The Ring Review

by Harvey S. Karten (harveycritic AT cs DOT com)
October 21st, 2002

THE RING

# stars based on 4 stars: 3
Reviewed by: Harvey Karten
DreamWorks Pictures
Directed by: Gore Verbinski
Written by: Ehren Kruger
Cast: Naomi Watts, Martin Henderson, David Dorfman, Brian Cox, Jane Alexander
Screened at: Loews 34th St., NYC, 10/19/02

    I've been telling my fellow onliners for a couple of years now: dump the VCR and get a DVD. There are good ones for under $250 and inexpensive rentals of the discs coupled with the clarity of the picture should ring the death knell for VHS tapes. I now tell the few who are holding out to see "The Ring." "Watch the tape and you die," not "Watch the DVD and you die" (though, to be honest, I'd have to say this could be the tagline of any sequel). Hmmm...come to think of it maybe your safest bet is to scrap your TV and go to the movies every night instead. "The Ring" is one creepy-crawly-scary movie, full of surreal imagery (though it's shown in flashbacks about six times too many), with some powerful acting by Naomi Watts who looked better with shorter hair in "Mulholland Drive" And oh, yes, we're introduced to a young man who could be the next Haley Joel Osment, David Dorfman as the almost equally prescient kid, one who sees not dead people but one particular deceased girl and who can foretell the number of days you have left by looking at your palm.

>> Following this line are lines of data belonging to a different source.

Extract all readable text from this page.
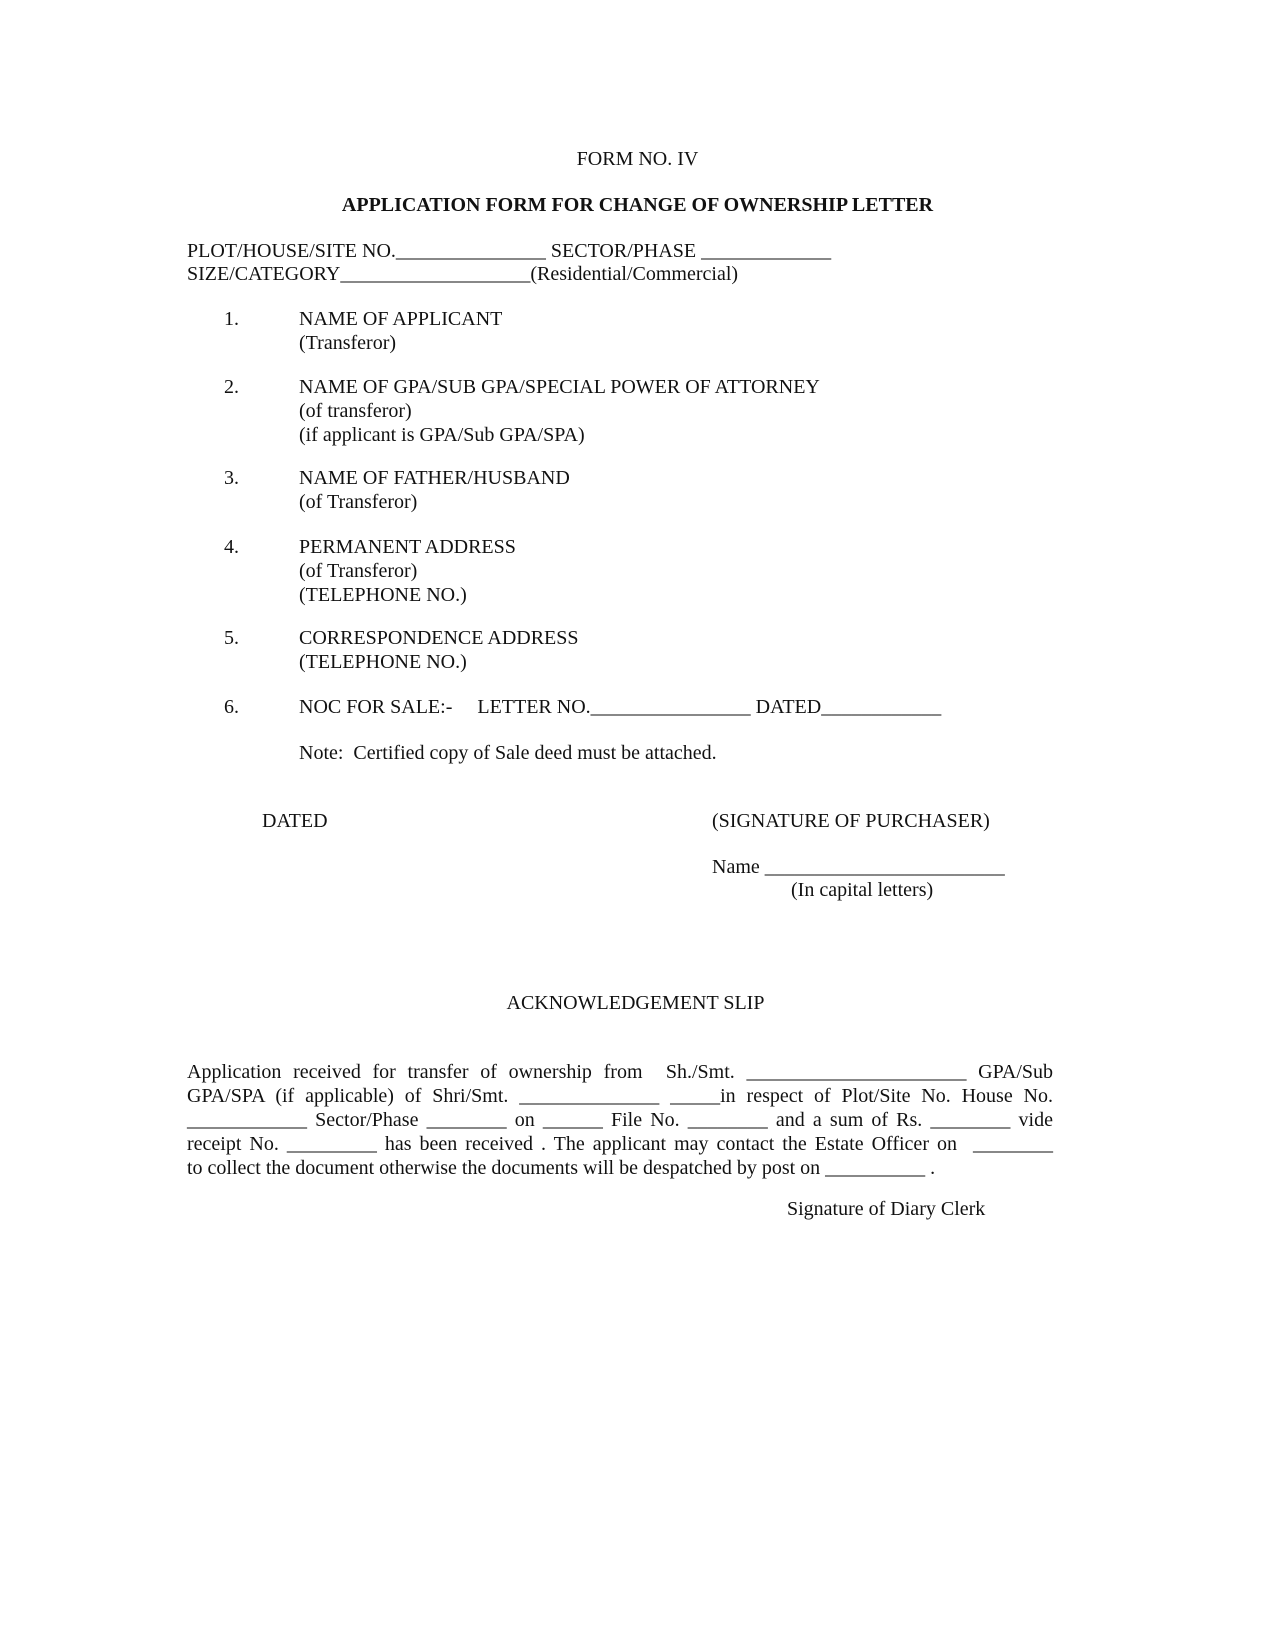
FORM NO. IV
APPLICATION FORM FOR CHANGE OF OWNERSHIP LETTER
PLOT/HOUSE/SITE NO._______________ SECTOR/PHASE _____________
SIZE/CATEGORY___________________(Residential/Commercial)
1.	NAME OF APPLICANT
(Transferor)
2.	NAME OF GPA/SUB GPA/SPECIAL POWER OF ATTORNEY
(of transferor)
(if applicant is GPA/Sub GPA/SPA)
3.	NAME OF FATHER/HUSBAND
(of Transferor)
4.	PERMANENT ADDRESS
(of Transferor)
(TELEPHONE NO.)
5.	CORRESPONDENCE ADDRESS
(TELEPHONE NO.)
6.	NOC FOR SALE:-     LETTER NO.________________ DATED____________
Note:  Certified copy of Sale deed must be attached.
DATED	(SIGNATURE OF PURCHASER)
Name ________________________
(In capital letters)
ACKNOWLEDGEMENT SLIP
Application received for transfer of ownership from  Sh./Smt. ______________________ GPA/Sub
GPA/SPA (if applicable) of Shri/Smt. ______________ _____in respect of Plot/Site No. House No.
____________ Sector/Phase ________ on ______ File No. ________ and a sum of Rs. ________ vide
receipt No. _________ has been received . The applicant may contact the Estate Officer on  ________
to collect the document otherwise the documents will be despatched by post on __________ .
Signature of Diary Clerk
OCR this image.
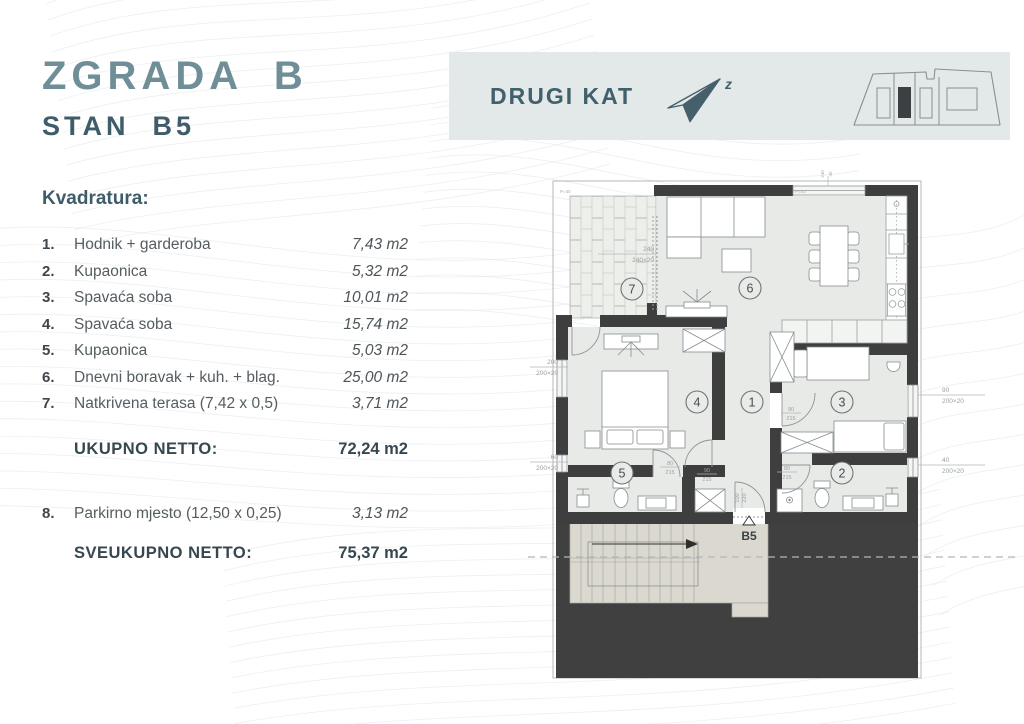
ZGRADA  B
STAN  B5
Kvadratura:
1.	Hodnik + garderoba	7,43 m2
2.	Kupaonica	5,32 m2
3.	Spavaća soba	10,01 m2
4.	Spavaća soba	15,74 m2
5.	Kupaonica	5,03 m2
6.	Dnevni boravak + kuh. + blag.	25,00 m2
7.	Natkrivena terasa (7,42 x 0,5)	3,71 m2
UKUPNO NETTO:	72,24 m2
8.	Parkirno mjesto (12,50 x 0,25)	3,13 m2
SVEUKUPNO NETTO:	75,37 m2
DRUGI KAT	z
B5
7	6
4	1	3
5	2
240
240×20
200
200×20
60
200×20
90
200×20
40
200×20
80
215	90
215
90
215
80
215
100 220
240 40
P=40	P=40
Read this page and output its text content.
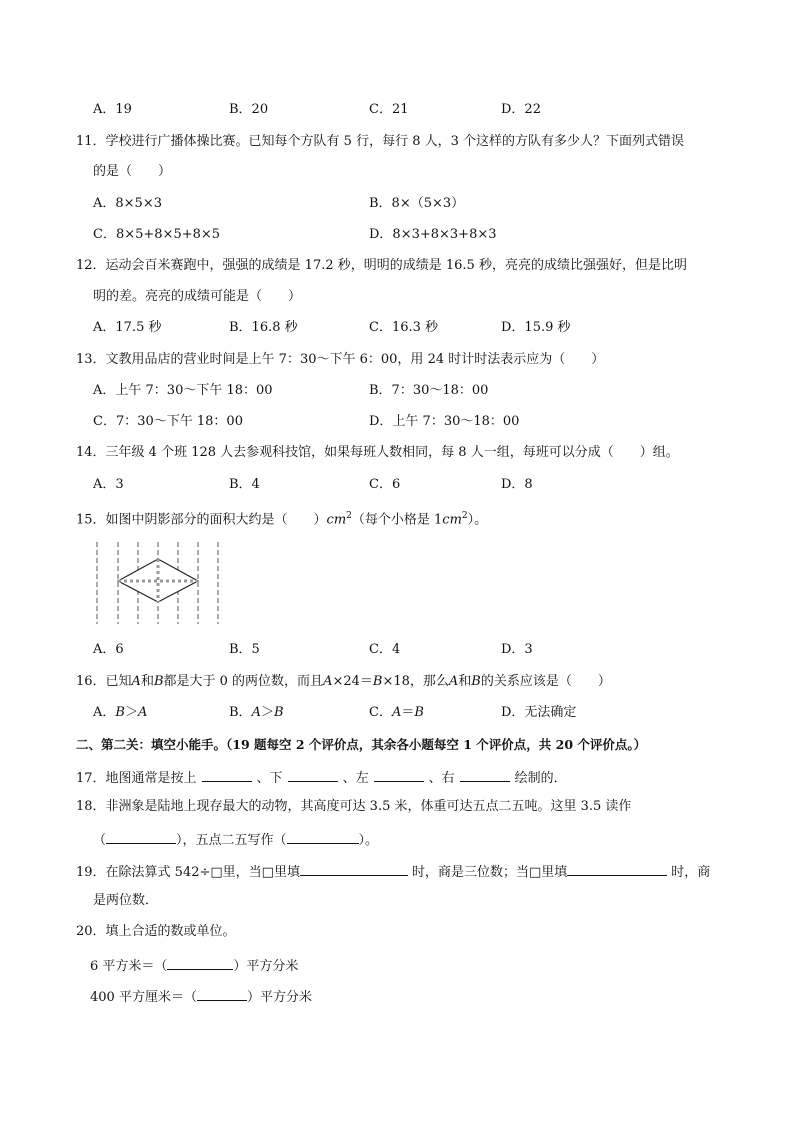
A．19	B．20	C．21	D．22
11．学校进行广播体操比赛。已知每个方队有 5 行，每行 8 人，3 个这样的方队有多少人？下面列式错误
的是（　　）
A．8×5×3	B．8×（5×3）
C．8×5+8×5+8×5	D．8×3+8×3+8×3
12．运动会百米赛跑中，强强的成绩是 17.2 秒，明明的成绩是 16.5 秒，亮亮的成绩比强强好，但是比明
明的差。亮亮的成绩可能是（　　）
A．17.5 秒	B．16.8 秒	C．16.3 秒	D．15.9 秒
13．文教用品店的营业时间是上午 7：30～下午 6：00，用 24 时计时法表示应为（　　）
A．上午 7：30～下午 18：00	B．7：30～18：00
C．7：30～下午 18：00	D．上午 7：30～18：00
14．三年级 4 个班 128 人去参观科技馆，如果每班人数相同，每 8 人一组，每班可以分成（　　）组。
A．3	B．4	C．6	D．8
15．如图中阴影部分的面积大约是（　　）$cm^2$（每个小格是 $1cm^2$）。
A．6	B．5	C．4	D．3
16．已知A和B都是大于 0 的两位数，而且A×24＝B×18，那么A和B的关系应该是（　　）
A．B＞A	B．A＞B	C．A＝B	D．无法确定
二、第二关：填空小能手。（19 题每空 2 个评价点，其余各小题每空 1 个评价点，共 20 个评价点。）
17．地图通常是按上	、下	、左	、右	绘制的．
18．非洲象是陆地上现存最大的动物，其高度可达 3.5 米，体重可达五点二五吨。这里 3.5 读作
（	），五点二五写作（	）。
19．在除法算式 542÷□里，当□里填	时，商是三位数；当□里填	时，商
是两位数．
20．填上合适的数或单位。
6 平方米＝（	）平方分米
400 平方厘米＝（	）平方分米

    I haven't seen the Japanese version, "Ringu," from which this was adapted but I trust that the Americans did a better job with a foreign pic than they did with, say, "Point of No Return" and "The Vanishing." The Japanese, who apparently get spirited away by horror as much as they dig anime, went in droves to "Ringu." setting some sort of box office record in East Asia.

What's special about this? For one thing, no octopuses crawl out of people's stomachs and no all-American guys get turned into vampires; though, unfortunately, director Gore Verbinski could not resist turning one head into a skull and another's into the standard-issue chalk-white and by now thoroughly unscary hunk of physiognomy. For another, Hans Zimmer's music is perfect, adding frights to the already hyper proceedings on the screen. The acting is, as mentioned, grade-A, with nobody in the cast winking at the audience as though to announce that we're back in camp.

    The eponymous ring is a visual that opens a video record with Dali-esque imagery that could find a home in New York's Guggenheim or Museum of Modern Art. While we find out toward the end what the ring symbolizes, it looks to us like the final stage of a total eclipse of the sun and is followed by seemingly disjointed shots of a ladder, an oval mirror featuring a woman who moves and disappears, and a lighthouse. Early on four teens watch a tape at a motel cabin in the state of Washington. All die, which prompts Seattle journalist Rachel Keller (Naomi Watts), who is related to one of the deceased, to look into the matter. She finds a tape, watches it, the phone rings, and a disembodied female voice says "7 days." The inevitable movie titles progress, Day 1, Day 2, etc., and as the week goes on Rachel brings in her ex-boyfriend Noah (Martin Henderson) for his advice. He watches, then Rachel's son Aidan (David Dorfman) partakes of the entertainment, and of the three Aidan is the most into the action because he like Haley Joel Osment is connected to the dead, in this case a girl named Samara (Daveigh Chase). Since you can die only once, Rachel watches the tape again, using it to travel to the scenes depicted therein.

    Coincidences and outlandish developments occur, but remember we're in the world of the supernatural in which anything can happen and always does. For example, who belongs to the voice on the phone and how does said voice know that the owner of the instrument has just watched the tape, and how did the caller get the number? Suffice it to say that in the land of Rosemary's Baby, a diabolical kid seeking revenge finds this child's play,

While the film has more endings than Beethoven's Fifth, "The Ring" catches the brass one, its inhabitants going through a merry-go-round of investigative reporting to try to save their own skins and to get to the bottom of this mystery. Horror expert Maitland McDonagh stated in a recent Sunday New York Times article that maybe ten percent of the genre are good. "The Ring" qualifies for its visuals, its convincing performances, and its ability to deliver the only quality that horror films absolutely must, the scares.